CARROT DIP-Inspired from Middle eastern recipe.
2 tbsp olive oil
4 medium carrots grated
1 tablespoon crushed garlic
4 cups cashew cheese (recipe page 32)
2 cups walnuts finely crushed
½ teaspoon chilli powder
1 cup fresh lemon juice
1 teaspoon salt to taste
Garnish;
olive oil (to drizzle on top)
walnuts crushed and a few ½ walnuts
sumac
Heat oil in a saucepan, add the carrots. Stir until they are soft, then add the garlic and stir until thoroughly combined. Remove from heat, lid and let cool. Add all other ingredients except the chilli, salt and garnish, beginning with cashew cheese. Taste, season with salt and chilli to taste.

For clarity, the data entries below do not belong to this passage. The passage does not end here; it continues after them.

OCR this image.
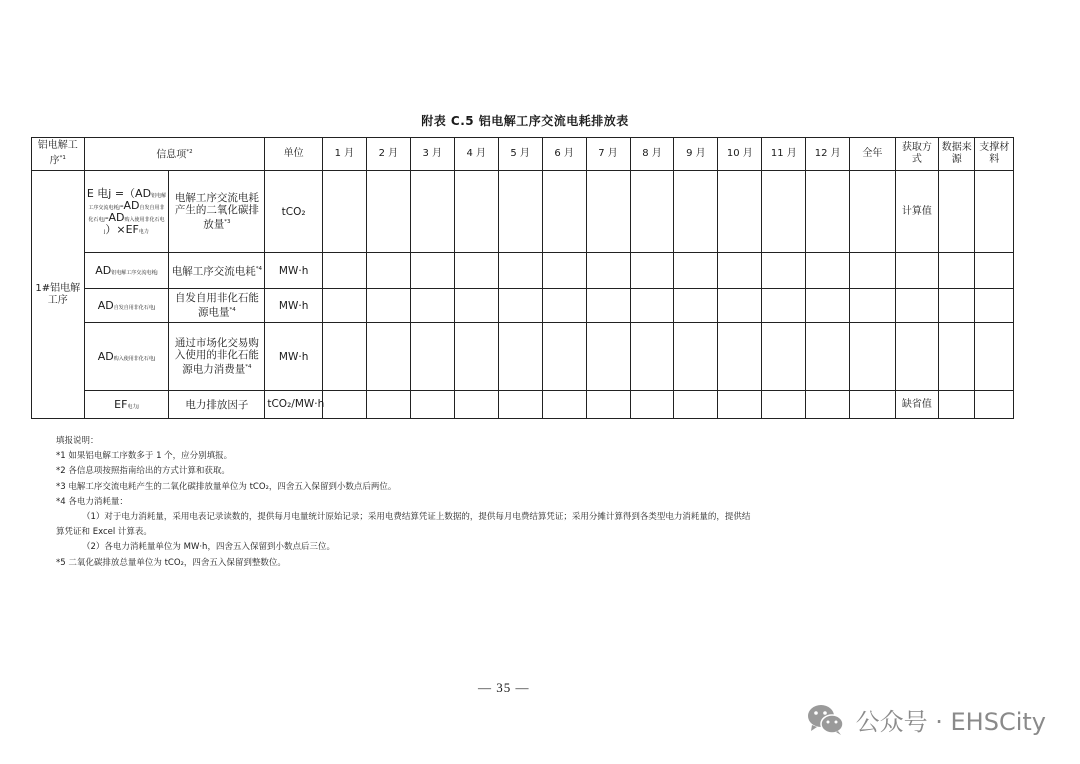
附表 C.5 铝电解工序交流电耗排放表
铝电解工序$^{*1}$	信息项$^{*2}$		单位	1 月	2 月	3 月	4 月	5 月	6 月	7 月	8 月	9 月	10 月	11 月	12 月	全年	获取方式	数据来源	支撑材料
1#铝电解工序	E 电j =（AD铝电解工序交流电耗j-AD自发自用非化石电j-AD购入使用非化石电j）×EF电力	电解工序交流电耗产生的二氧化碳排放量$^{*3}$	tCO₂														计算值		
	AD铝电解工序交流电耗j	电解工序交流电耗$^{*4}$	MW·h																
	AD自发自用非化石电j	自发自用非化石能源电量$^{*4}$	MW·h																
	AD购入使用非化石电j	通过市场化交易购入使用的非化石能源电力消费量$^{*4}$	MW·h																
	EF电力j	电力排放因子	tCO₂/MW·h														缺省值		
填报说明：
*1 如果铝电解工序数多于 1 个，应分别填报。
*2 各信息项按照指南给出的方式计算和获取。
*3 电解工序交流电耗产生的二氧化碳排放量单位为 tCO₂，四舍五入保留到小数点后两位。
*4 各电力消耗量：
（1）对于电力消耗量，采用电表记录读数的，提供每月电量统计原始记录；采用电费结算凭证上数据的，提供每月电费结算凭证；采用分摊计算得到各类型电力消耗量的，提供结
算凭证和 Excel 计算表。
（2）各电力消耗量单位为 MW·h，四舍五入保留到小数点后三位。
*5 二氧化碳排放总量单位为 tCO₂，四舍五入保留到整数位。
— 35 —
公众号 · EHSCity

Transfer to a serving bowl or bowls, cover and refrigerate for at least two hours. Before serving, garnish with a drizzle of olive oil, a few crushed walnuts, and a half walnut, and make a circle of sumac on the outside edge of the bowl.
CASHEW CRÈME, also called CASHEW CHEESE. This is a must in every Vegan kitchen. It has multiple uses- in salads, on baked veggies, on toast. This basic recipe is frequently used in vegan dishes. It is a regular go-to in the vegan kitchen as a replacement for hummus, a delicious base in a galette, and an additive to yummy vegetable dishes. Therefore, the recipe is for a large amount of Cashew Cheese that must be kept in a jar and refrigerated. Cashews have a creamy consistency, enriching and thickening dishes without adding flour or cornflour. Cashews are a superfood that provides your body with essential dietary fibres not produced naturally by the body, as well as many vitamins and minerals, protein, and healthy body fats. Regular cashew consumption has been linked to a reduction in several digestive diseases.
4 cups of raw cashews
6 garlic cloves
1 cup of fresh dill leaves (no stems)
1 teaspoon maple syrup
2 tablespoons light olive oil
about 4 tablespoons of water from the soaked cashews.
Powdered contents of five probiotic capsules
4 tablespoons apple cider vinegar
1 cup nutritional yeast
1 teaspoon salt
Soak cashews in water for at least 12 hours or overnight. Drain the cashews, but save about ½ cup of the liquid. Place the cashews in a food processor with the salt, oil, and vinegar, continuously adding small amounts of the remaining cashew liquid until a smooth consistency is obtained. Keep scraping the sides of the blender. Add the dill and the rest of the cashews. Then, add the nutritional yeast. Spoon into a glass jar, gently float olive oil on top and seal tightly. Refrigerate. Repeat the olive oil topping whenever you use some of this Cashew Cream.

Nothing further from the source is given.